Flynn's sentencing delayed again so new lawyer can study up

Michael Flynn’s sentencing has been delayed — again.

The latest postponement is the result of a legal switch Trump's former national security adviser made recently, firing his group of attorneys in favor of Sidney Powell, an outspoken critic of special counsel Robert Mueller.

At a hearing Monday, Powell said she needs at least another 90 days to get up to speed on the case before Flynn receives his punishment for pleading guilty to lying to the FBI about his communications with a top Russian official.

“There are more moving pieces in this representation than there are in the movement of an old-fashioned Swiss watch,” Powell told the court.

The judge overseeing the case, Emmett Sullivan, decided to essentially grant Powell two months, ordering another status report at the end of August.

Powell said she needed the extra time to work her way through three hard drives delivered from Flynn’s former lawyers.

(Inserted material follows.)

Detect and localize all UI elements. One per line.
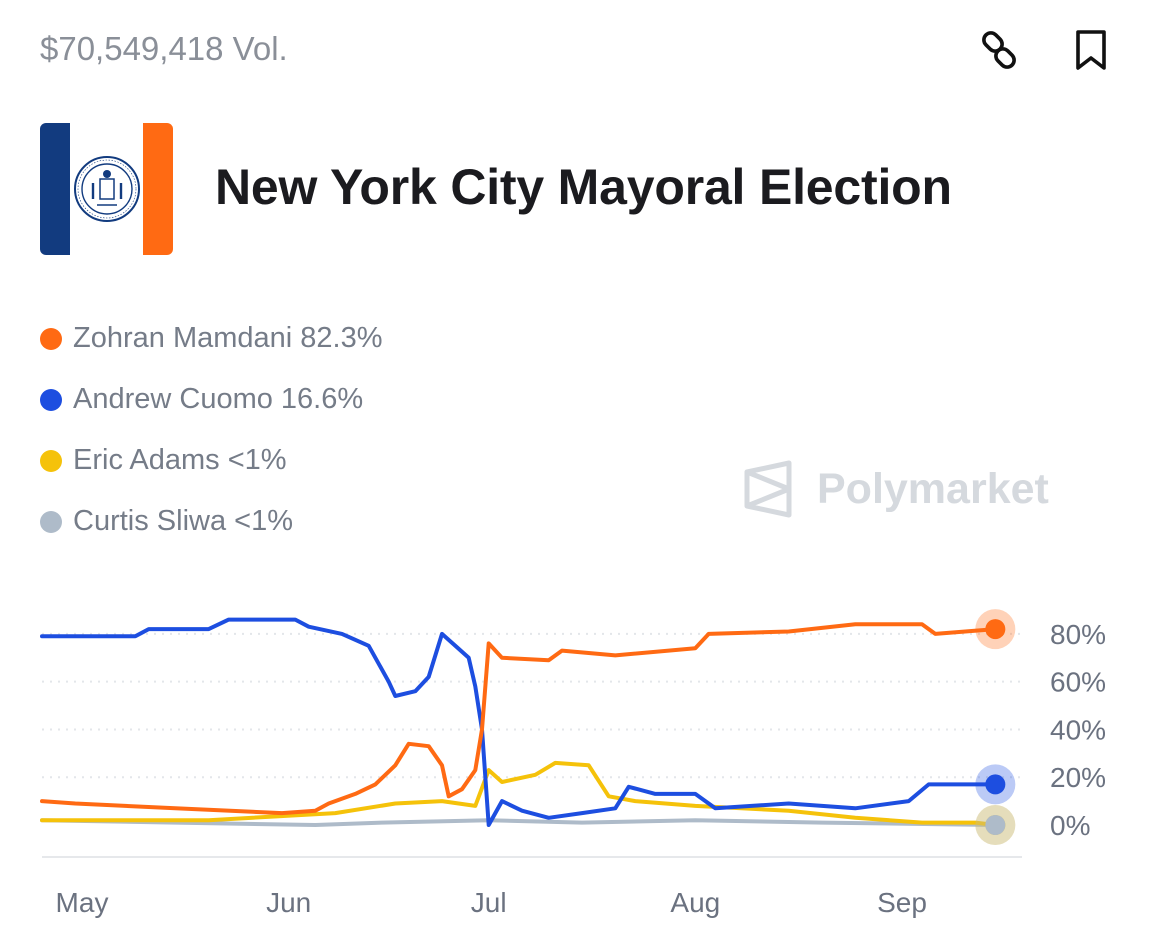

“And there’s still more to come,” she said, during a separate Monday morning hearing at which Sullivan considered a Washington Post request to remove several redactions made in court filings tied to the Flynn case.

Powell took over earlier this month as Flynn’s lead lawyer. Given Powell's prior Mueller criticism, the move prompted speculation Flynn is making a play for a pardon from President Donald Trump, who hailed Powell on Twitter as a “GREAT LAWYER” after the hire. Flynn has not given a reason for firing his previous attorneys.

Monday afternoon, Flynn also made his first court appearance since a contentious December hearing that ended with an unexpected delay in his sentencing.

At the gathering, Powell said she and Flynn's other attorneys are working on getting a security clearance to review classified documents as part of Flynn's case.

That appeared to confuse federal prosecutor Brandon Van Grack, who told Sullivan that the government never provided any classified material to the defense as part of the discovery process. He noted that of the 20,000 pages of documents the government handed over, none of them were marked classified.

As such, “the government is not aware of what the defense is reviewing," Van Grack said. Sullivan said he'd leave it up to Flynn's lawyers, the government, and the court's classified information security officer to determine next steps.

Sullivan also denied a request by Powell to ease Flynn's travel restrictions and allow him to travel without further permission to California, Texas and North Carolina, saying that he didn't want it to seem like he was giving Flynn "special treatment

“It’s a high-profile case. There are many eyes watching this case,” the judge said.

At the beginning of Monday's status hearing, Sullivan thanked Powell for her kind words about him in her 2014 book "License to Lie," in which she praised him for his handling of a public corruption case against former U.S. Senator Ted Stevens nearly a decade ago.

Sullivan added that he had checked with his colleagues about whether he needed to recuse from the case now that Powell is Flynn's lawyer, but was advised against it.

Sullivan has not been sympathetic to Flynn during the court proceedings. He has criticized the former Trump aide over his role in the Russia saga, and told him at the December hearing: “Arguably, you sold your country out.”

Sullivan during that hearing was expected to hand down Flynn’s sentence, but at the last minute he instead suggested the defendant take more time to fulfill his cooperation obligations to the government.

Since then, attorneys for Flynn and the federal government have three times requested delays in sentencing, including one made earlier this month for an additional 60 days.

Powell said during the status hearing that Flynn's cooperation is "fully ongoing" in the government’s upcoming trial against his former business partner, Bijan Rafiekian, which is set to start on July 15. Rafiekian was indicted last December for acting as an unregistered agent for Turkey in the U.S. and a related conspiracy charge.

Flynn is expected to testify at the trial. Defense attorneys for Rafiekian have signaled that they plan a major attack on Flynn, and will accuse him of being a serial liar.

Powell said preparing for that testimony is her main task at the moment.

“All my attention between now and then is going go be focused on that,” she told Sullivan.

Flynn said little publicly Monday, but seemed in good spirits during his courtroom appearance. At the outset of the hearing, the judge asked Flynn how he was doing. “Great!” he replied loudly.

Following the brief court session, Flynn and his new attorneys retreated to an attorney lounge in the courthouse, spending nearly two hours behind closed doors as reporters lingered in the hallway and camera crews stood by outside. At one point, the retired Army general poked his head out to try to find one of his brothers who accompanied him to the hearing.

Emerging from the courthouse into the afternoon Washington heat, Flynn and his legal team rebuffed requests for comment. The former national security adviser glared at a reporter who asked why he abruptly parted company with the Covington and Burling lawyers who negotiated his guilty plea in 2017 and represented him until earlier this month.

“No comments,” Powell replied as she navigated a sea of backpedaling videographers before climbing into a cab with her client and other lawyers.